= Sophia Rabe-Hesketh =

American statistician

Sophia Rabe-Hesketh is a statistician who works as a professor in the Department of Educational Statistics and Biostatistics at the University of California, Berkeley. Her research involves the development of generalized linear mixed models of data that incorporate latent variables to handle hidden data.

Rabe-Hesketh earned a bachelor's degree in physics from King's College London in 1988. She completed her doctorate at King's College, also in theoretical physics, in 1992. Her dissertation concerned image analysis. After postdoctoral studies at the University of Leeds, she returned to King's College as a reader in statistics in the Department of Biostatistics and Computing, part of the Institute of Psychiatry there. She moved to Berkeley in 2003, with an additional part-time professorship at the University of London from 2006 to 2012. She became president of the Psychometric Society in 2014.

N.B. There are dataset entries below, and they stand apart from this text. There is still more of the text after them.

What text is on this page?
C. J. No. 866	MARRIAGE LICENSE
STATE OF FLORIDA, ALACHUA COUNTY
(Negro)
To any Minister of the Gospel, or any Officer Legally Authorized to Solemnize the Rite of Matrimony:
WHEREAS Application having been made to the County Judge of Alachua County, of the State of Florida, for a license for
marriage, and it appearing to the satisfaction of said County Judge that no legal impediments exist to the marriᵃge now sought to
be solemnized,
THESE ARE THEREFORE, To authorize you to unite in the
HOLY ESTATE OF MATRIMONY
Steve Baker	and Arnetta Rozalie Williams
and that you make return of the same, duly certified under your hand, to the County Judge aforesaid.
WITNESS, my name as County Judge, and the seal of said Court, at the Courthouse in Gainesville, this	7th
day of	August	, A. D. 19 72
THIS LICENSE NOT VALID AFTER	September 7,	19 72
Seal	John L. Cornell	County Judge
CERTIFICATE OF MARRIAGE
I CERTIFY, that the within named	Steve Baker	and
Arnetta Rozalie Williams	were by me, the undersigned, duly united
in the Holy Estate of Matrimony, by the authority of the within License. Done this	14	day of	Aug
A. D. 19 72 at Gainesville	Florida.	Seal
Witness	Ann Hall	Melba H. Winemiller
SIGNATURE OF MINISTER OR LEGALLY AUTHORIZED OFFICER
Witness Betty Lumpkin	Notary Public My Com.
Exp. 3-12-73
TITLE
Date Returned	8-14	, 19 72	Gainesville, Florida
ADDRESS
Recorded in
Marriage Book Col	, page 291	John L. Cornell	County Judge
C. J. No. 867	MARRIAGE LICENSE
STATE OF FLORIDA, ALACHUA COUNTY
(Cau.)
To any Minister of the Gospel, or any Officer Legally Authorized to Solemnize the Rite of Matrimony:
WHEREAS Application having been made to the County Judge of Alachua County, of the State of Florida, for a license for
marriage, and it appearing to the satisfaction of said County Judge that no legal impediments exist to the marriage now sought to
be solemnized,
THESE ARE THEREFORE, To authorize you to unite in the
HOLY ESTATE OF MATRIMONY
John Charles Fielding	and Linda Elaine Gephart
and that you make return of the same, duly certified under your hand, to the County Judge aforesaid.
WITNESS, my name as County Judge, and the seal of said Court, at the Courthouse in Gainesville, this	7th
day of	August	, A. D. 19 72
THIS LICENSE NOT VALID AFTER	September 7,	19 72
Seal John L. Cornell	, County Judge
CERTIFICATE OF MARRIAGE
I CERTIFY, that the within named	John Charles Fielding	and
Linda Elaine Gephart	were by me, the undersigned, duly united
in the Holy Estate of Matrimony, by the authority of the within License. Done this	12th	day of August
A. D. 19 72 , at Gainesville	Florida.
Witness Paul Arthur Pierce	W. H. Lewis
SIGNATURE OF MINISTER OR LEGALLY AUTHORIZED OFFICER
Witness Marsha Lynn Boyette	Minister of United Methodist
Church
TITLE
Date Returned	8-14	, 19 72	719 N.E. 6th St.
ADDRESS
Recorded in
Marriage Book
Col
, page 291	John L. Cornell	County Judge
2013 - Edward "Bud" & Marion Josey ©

She is the author or co-author of multiple books, including The Analysis of Proximity Data (1997, with B. S. Everitt), Analyzing Medical Data using S-PLUS (2001, with B. S. Everitt), Generalized Latent Variable Modeling: Multilevel, Longitudinal and Structural Equation Models (2004, with A. Skrondal), A Handbook of Statistical Analyses Using Stata (4th ed., 2006, with B. S. Everitt), and Multilevel and Longitudinal Modeling Using Stata (3rd ed., in two vols., with A. Skrondal).

In 2014 she was elected as a Fellow of the American Statistical Association "for groundbreaking contributions to the field of generalized linear latent and mixed models for analysis of complex data in medicine, education, and the social sciences; for development of computational software; and for service to the profession." In 2015 she was elected to the National Academy of Education.